Marchés publics : mode d’emploi

Démarcher un acheteur public : par où commencer

Répondre à une annonce, c'est bien. Mais les entreprises qui gagnent le plus souvent ne se contentent pas d'attendre les annonces : elles se font connaître des acheteurs avant. C'est ce qu'on appelle démarcher, et sur les marchés publics, c'est totalement autorisé. Voici comment vous y prendre, même si vous n'avez jamais fait de commercial.

Vous avez le droit de contacter un acheteur public

Beaucoup de dirigeants croient que tout contact avec une mairie ou un hôpital serait interdit, ou suspect. C'est faux. La loi prévoit même que l'acheteur peut rencontrer des entreprises pour bien comprendre ce qui existe sur le marché, avant d'écrire son besoin. Cette étape porte un nom, le sourcing, et elle est parfaitement légale.

La seule limite est simple : se présenter ne donne aucun passe-droit. Vous n'obtiendrez pas de promesse à l'avance, et l'acheteur devra rester juste avec tout le monde. Mais vous faire connaître comme une entreprise sérieuse de la région, ça, c'est non seulement permis, c'est souvent bien vu.

À qui parler : viser les bons acheteurs

Inutile de démarcher au hasard. Le bon réflexe est de repérer les acheteurs qui achètent déjà votre métier, près de chez vous. Une mairie qui commande de l'entretien d'espaces verts tous les trois ans est une bien meilleure cible qu'une autre qui n'en a jamais eu besoin.

On peut le savoir en regardant les marchés déjà passés par chaque acheteur : ce qu'il achète, à quelle fréquence, et à peu près quand son contrat actuel se termine.
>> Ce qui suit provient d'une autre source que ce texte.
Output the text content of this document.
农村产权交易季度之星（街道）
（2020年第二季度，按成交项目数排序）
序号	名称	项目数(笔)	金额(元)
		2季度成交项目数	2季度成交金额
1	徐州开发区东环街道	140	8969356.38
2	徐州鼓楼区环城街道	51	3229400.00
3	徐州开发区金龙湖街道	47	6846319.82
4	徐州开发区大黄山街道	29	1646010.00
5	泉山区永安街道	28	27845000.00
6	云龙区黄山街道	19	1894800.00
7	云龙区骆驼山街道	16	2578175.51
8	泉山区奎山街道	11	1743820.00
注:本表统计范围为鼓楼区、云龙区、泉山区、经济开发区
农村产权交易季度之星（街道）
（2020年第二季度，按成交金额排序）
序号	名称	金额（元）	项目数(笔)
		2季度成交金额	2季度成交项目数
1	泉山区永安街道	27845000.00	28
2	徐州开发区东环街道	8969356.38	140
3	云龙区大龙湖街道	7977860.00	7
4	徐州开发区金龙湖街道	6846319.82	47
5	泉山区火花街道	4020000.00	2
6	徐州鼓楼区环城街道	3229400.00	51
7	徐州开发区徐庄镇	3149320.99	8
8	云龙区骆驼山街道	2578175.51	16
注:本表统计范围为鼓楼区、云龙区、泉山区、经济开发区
C'est exactement ce que fait notre outil « qui démarcher » : il classe les acheteurs de votre métier et de votre zone, en mettant en avant ceux qui reçoivent d'habitude peu de propositions, donc les plus faciles à décrocher.

Quoi dire : vous présenter sans en faire trop

Pas besoin d'un grand discours. Un message ou un appel simple suffit : qui vous êtes, ce que vous faites, deux ou trois réalisations proches de ce dont l'acheteur pourrait avoir besoin, et votre intérêt pour un futur marché dans ce domaine. Le ton est celui d'un artisan qui se présente, pas d'un vendeur qui insiste.

Vous pouvez aussi poser des questions utiles : comment l'acheteur organise habituellement ce type de besoin, quand le contrat en cours arrive à sa fin. Vous montrez votre sérieux, et vous récoltez des informations qui vous serviront le jour de l'annonce.

  • Présentez-vous en quelques phrases, sans jargon.
  • Donnez deux ou trois exemples concrets de vos réalisations.
  • Dites votre intérêt pour un futur marché de ce type.
  • Ne demandez ni information confidentielle ni promesse : ce serait interdit, et contre-productif.

Après le contact : rester dans le paysage

Un premier contact ne suffit pas toujours. L'important est d'être connu au bon moment, celui où l'acheteur relance son marché. Pour ça, il faut savoir quand ce moment arrive : notez la date de fin du contrat en cours, et revenez vous manifester quelques mois avant l'annonce.

C'est là que le démarchage et l'anticipation se rejoignent. En suivant les contrats de votre métier qui approchent de leur fin, vous savez quels acheteurs recontacter, et quand. Le jour où l'annonce paraît, vous n'êtes plus un inconnu : vous êtes l'entreprise sérieuse qui s'était présentée, et qui est prête.